Baalzamon said: Why will higher sea levels (for instance 6-8m) cause less farm food to be available? I'm not aware of very much farm land that is only 6-8m above sea level.
I guess it will cause people to move inland, which could in effect lead to farm land being sold to develop new properties for these cities.
I think the farming issue has more to just do with what these increased temps (and the relevant changes in weather) will do to crops vs what higher sea levels will directly do. |
Sea water moving inland can contaminate fresh water supplies, but that's not a universal truth by any means depending on the area.
People moving inland means either less farmland, more deforestation, or more congested cities, etc, and none are welcome. Some places already have rules about how farmland can be sold. Sometimes only portions of farms can be sold as non farming related, and others, it must remain farmland period. You wouldn't imagine how much farmland is for sale, that isn't selling, because the property is worth a ton in general, yet nobody will pay it, because it must remain a farm, or mostly, and it's nowhere near worth the cost as farmland. Ironic isn't it?
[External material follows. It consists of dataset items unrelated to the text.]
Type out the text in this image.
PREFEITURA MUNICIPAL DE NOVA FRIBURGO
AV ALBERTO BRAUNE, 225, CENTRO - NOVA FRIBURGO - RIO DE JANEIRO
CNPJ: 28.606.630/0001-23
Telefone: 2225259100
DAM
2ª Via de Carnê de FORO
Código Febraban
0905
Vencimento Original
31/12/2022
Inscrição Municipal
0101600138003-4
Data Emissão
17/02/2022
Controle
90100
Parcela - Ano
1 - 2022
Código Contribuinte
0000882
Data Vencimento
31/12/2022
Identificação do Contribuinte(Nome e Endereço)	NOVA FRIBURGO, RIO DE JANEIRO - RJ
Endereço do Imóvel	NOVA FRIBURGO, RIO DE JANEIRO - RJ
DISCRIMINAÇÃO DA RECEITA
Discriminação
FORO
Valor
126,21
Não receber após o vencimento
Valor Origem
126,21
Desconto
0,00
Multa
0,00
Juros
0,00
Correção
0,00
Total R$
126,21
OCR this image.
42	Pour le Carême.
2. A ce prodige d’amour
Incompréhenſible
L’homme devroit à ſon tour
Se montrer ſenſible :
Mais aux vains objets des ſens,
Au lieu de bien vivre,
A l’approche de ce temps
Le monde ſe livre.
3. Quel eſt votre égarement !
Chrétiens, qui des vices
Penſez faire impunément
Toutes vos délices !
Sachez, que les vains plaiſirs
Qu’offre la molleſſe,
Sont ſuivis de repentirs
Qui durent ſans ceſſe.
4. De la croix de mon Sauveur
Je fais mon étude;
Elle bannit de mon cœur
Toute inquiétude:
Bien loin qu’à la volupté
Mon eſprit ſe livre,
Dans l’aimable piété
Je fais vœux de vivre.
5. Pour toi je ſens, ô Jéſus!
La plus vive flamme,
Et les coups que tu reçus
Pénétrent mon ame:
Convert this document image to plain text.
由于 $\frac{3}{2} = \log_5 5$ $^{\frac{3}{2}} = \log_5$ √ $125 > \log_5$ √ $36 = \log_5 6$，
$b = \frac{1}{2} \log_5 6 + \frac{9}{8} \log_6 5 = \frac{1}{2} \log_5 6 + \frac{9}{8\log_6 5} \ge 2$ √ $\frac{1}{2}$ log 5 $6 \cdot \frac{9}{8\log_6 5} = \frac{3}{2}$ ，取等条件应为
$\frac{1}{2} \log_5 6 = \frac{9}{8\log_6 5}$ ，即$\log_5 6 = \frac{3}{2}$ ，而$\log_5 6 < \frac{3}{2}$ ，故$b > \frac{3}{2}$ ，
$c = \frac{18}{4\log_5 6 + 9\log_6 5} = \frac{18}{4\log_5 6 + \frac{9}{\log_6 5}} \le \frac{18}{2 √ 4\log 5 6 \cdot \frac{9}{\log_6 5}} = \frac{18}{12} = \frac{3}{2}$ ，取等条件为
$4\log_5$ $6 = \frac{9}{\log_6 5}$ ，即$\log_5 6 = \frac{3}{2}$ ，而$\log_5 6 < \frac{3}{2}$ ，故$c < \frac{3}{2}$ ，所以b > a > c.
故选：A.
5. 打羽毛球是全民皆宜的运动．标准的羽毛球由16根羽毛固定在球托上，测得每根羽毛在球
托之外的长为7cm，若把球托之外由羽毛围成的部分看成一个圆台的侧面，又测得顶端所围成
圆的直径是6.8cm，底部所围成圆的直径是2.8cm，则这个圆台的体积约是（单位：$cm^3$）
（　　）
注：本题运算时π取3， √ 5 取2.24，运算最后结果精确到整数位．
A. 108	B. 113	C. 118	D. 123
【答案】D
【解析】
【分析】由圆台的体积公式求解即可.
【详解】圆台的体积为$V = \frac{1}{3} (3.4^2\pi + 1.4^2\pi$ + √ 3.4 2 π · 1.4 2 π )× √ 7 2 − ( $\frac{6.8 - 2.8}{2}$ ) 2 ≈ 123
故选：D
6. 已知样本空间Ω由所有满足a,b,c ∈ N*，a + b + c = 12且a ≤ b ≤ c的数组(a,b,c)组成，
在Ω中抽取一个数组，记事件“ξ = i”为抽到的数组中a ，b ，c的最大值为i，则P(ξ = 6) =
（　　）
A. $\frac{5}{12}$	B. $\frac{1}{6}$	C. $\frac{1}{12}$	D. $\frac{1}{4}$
The change in temps, stable weather, rainfall, etc, would also mean it will likely become much more expensive or impossible to farm in some locations, which will almost surely mean a lack or no future farming in those locations. Lack of local food isn't a good thing for an area or a country, and no home grown food is downright scary because of how it could be used against you, especially in a world with less food to go around overall. Countries may have to pay big money to bring food in, or will have to subsidize farmers in a worthy manner to get them to grow, but either way it ends up leading to much higher food prices. Wanting faster internet is nowhere near as important as needing food, and if food is now so expensive you couldn't afford higher speed internet anyway, as well as other things, well, there goes progress.
This also could lead to a big push for urban farming, which would be a massive undertaking, but would alleviate some stress on the rural food supply. This however requires much more water supply from the city, more development, and more congestion, so there's always a downside.
It's never as cut and dry as the media proclaims it to be though. There are places in NA that have seen terrible flooding and have lost entire crops because of it this year. However, in other places, like my parents farm, this years weather was about as perfect as you could ask for, and to say they had a bumper crop would be an understatement. So while some places are yielding lower or losing crops altogether, other places are yielding much higher, and some places will be able to grow that couldn't before, so. For quite a while things will balance themselves out, but whether it goes beyond that is hard to say.